Na avaliação de Evinha, governo falha em não dar explicações convincentes sobre os projetos “Não tenho como aprovar”

Depois de cumprido o prazo sugerido pela líder da oposição, Evinha Oliveira (Solidariedade), o Projeto de Lei de Suplementação Orçamentária de 16 milhões de reais, da prefeitura, foi levado à votação na sessão ordinária da Câmara Municipal desta segunda-feira (22). 

A líder disse que ao longo desses dias ouviu de tudo: que ela havia pedido o prazo para “aparecer”, que era “mimimi”, mas que as dúvidas permaneciam e, mantendo-se sem maiores esclarecimentos por parte do governo municipal, votaria contra. 

“Às vezes eu penso em como é difícil você lutar pelos direitos da população que nem sempre entende o que você está tentando fazer. É difícil ser oposição quando a gente briga para que direitos não sejam retirados e ficam minimizando a nossa luta; por isso eu parabenizo a classe dos professores que vieram aqui e lutam pelos seus direitos. São vozes que mesmo caladas falam mais alto do que nós, aqui no palanque falamos o que achamos que é correto e vocês vivem os problemas na prática” argumentou. 

Um dos pontos críticos da suplementação é a retirada de quase 1 milhão de reais do orçamento da Educação, especificamente do Fundeb. “Eu sugeri que a secretária de planejamento viesse aqui, ela não veio, ficam mandando explicações, sabemos por terceiros que se trata disso e daquilo, mas quem fez não veio, o fato é esse.” 

“Se eu não entender o benefício de um projeto para a população voto contra “Evinha adiantou ainda na tribuna que não votaria a favor da suplementação para a Saúde, porque não ficou suficientemente claro os questionamentos que havia feito na última semana: 

“Ficou claro para mim que não adianta pedir explicações à prefeitura, mas se eu não entender se é benéfico para a população o voto será contra. Por que é que gastamos tanto com Saúde e não temos nada: falta insumos, faltam remédios na farmácia básica e quantas escolas foram reformadas? quantas creches fizeram? nenhuma. 
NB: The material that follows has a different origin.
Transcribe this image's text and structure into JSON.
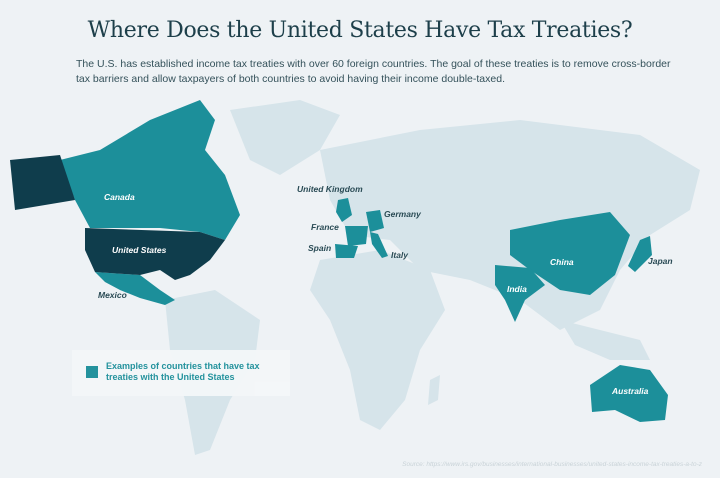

A vereadora percebeu que a pressa na prefeitura foi tanta que há na ementa um erro no valor do projeto, são dois valores: 16 milhões, um, e por extenso 17 milhões. 

“Eu questionaria isso à secretária, e não é porque eu sou oposição, mas porque é preciso ter transparência com recurso público.” 

Evinha ainda quis saber como se podia estar tendo tanta despesa com o (CEO) Centro de Especialidades Odontológicas se está fechado há mais de 2 anos. “Que gasto tão grande é esse?, e que tantos funcionários da Saúde são esses que agora precisam de 16 milhões só para pagar a folha?” 

Sobre a Sedes que não está entregando as cestas básicas das nutrizes, Evinha quis saber se a prefeitura está punindo o fornecedor que parou de entregar. 

“Eu quis saber se a empresa está sendo punida, porque as mães que precisam se alimentar para dar leite já estão sendo punidas, a prefeitura precisa parar de olhar somente pelo lado do empresário, do mais forte e ver o mais fraco, que precisa dos serviços e das políticas públicas”, finalizou.